August brent was undersized and sharp-featured and had a cockney look. A monk’s fringe of limp sandy hair ran around the back of his bald cranium. His speech was rapid and clipped, the English of a man born in Africa. I liked him well enough; he was too ingratiating but I attributed that to his obvious fear. I was glad to see he wasn’t sweating unduly. That symptom is almost impossible to disguise.
We talked for a bit — I wanted him to warm to me. I needed his trust because he’d only go through with it if he believed I could be depended on. The scheme had occurred to me immediately and it was considerably less complex than many I’d essayed.
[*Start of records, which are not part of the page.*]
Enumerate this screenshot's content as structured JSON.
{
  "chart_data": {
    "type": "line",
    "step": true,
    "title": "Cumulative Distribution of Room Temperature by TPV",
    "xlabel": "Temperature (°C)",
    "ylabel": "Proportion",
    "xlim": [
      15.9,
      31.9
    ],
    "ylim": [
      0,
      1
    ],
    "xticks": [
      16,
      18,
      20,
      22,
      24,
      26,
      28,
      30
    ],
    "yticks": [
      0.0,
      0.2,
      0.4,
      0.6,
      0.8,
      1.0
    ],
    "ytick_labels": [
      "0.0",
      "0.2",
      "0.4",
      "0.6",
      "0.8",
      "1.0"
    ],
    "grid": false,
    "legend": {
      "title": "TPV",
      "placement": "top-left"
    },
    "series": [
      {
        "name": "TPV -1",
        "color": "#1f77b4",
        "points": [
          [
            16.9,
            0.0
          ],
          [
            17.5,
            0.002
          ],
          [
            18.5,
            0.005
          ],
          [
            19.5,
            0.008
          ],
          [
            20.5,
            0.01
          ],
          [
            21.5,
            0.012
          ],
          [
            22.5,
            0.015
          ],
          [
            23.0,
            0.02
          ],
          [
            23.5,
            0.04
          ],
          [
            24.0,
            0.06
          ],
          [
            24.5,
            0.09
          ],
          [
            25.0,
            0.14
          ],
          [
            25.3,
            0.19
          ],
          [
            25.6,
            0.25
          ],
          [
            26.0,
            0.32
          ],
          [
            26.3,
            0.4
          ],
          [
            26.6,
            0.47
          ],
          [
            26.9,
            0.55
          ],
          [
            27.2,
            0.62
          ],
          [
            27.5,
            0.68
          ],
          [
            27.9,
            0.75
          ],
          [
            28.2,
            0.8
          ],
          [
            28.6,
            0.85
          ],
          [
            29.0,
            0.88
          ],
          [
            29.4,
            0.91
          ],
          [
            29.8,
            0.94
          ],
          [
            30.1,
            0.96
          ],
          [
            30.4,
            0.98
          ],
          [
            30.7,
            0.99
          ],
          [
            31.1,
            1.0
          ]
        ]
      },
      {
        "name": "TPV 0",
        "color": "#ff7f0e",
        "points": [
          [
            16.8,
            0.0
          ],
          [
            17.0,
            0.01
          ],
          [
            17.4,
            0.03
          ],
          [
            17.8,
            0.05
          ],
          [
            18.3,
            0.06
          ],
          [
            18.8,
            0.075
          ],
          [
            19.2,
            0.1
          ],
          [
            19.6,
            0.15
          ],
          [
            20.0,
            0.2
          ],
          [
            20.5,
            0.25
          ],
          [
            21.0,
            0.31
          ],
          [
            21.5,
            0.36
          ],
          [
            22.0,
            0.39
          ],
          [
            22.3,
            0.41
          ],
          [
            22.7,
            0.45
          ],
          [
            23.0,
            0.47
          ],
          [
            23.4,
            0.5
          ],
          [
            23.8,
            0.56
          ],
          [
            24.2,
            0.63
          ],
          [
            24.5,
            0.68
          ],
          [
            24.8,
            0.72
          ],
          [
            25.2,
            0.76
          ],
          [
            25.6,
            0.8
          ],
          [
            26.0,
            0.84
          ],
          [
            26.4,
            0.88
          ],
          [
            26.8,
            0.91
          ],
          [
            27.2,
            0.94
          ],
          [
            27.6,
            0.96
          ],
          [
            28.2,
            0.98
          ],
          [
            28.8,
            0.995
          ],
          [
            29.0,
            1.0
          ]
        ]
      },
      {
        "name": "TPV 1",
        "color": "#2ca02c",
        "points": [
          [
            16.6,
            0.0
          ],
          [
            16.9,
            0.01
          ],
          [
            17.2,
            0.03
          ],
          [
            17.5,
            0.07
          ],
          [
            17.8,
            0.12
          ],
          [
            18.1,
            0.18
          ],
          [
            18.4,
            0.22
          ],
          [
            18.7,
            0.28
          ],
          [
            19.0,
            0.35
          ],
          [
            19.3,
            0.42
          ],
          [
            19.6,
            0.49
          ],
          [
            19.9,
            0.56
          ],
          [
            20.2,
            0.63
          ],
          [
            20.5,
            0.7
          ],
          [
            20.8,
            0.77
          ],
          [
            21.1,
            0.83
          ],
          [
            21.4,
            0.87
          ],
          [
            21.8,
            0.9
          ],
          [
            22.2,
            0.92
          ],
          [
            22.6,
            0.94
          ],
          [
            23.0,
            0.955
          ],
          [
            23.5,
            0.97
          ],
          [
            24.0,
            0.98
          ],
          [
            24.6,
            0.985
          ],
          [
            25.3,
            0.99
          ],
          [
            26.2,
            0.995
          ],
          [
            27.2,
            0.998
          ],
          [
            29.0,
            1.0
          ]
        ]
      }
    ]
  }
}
Oscar Claiborne interrupted us and took me outside into the hall. “Bad news, I’m afraid. They’ve issued a fugitive execution warrant on him.”
“Meaning?”
“Meaning he can be shot on sight. Legally.”
“And they call this a freedom-loving democracy.” I went in search of Myerson.
In the Embassy cafeteria Myerson brooded at me, watching with a sneer while I put away a big meal. All he had was coffee and all he said was, “I’ll hand them one thing — it’s fantastic coffee.”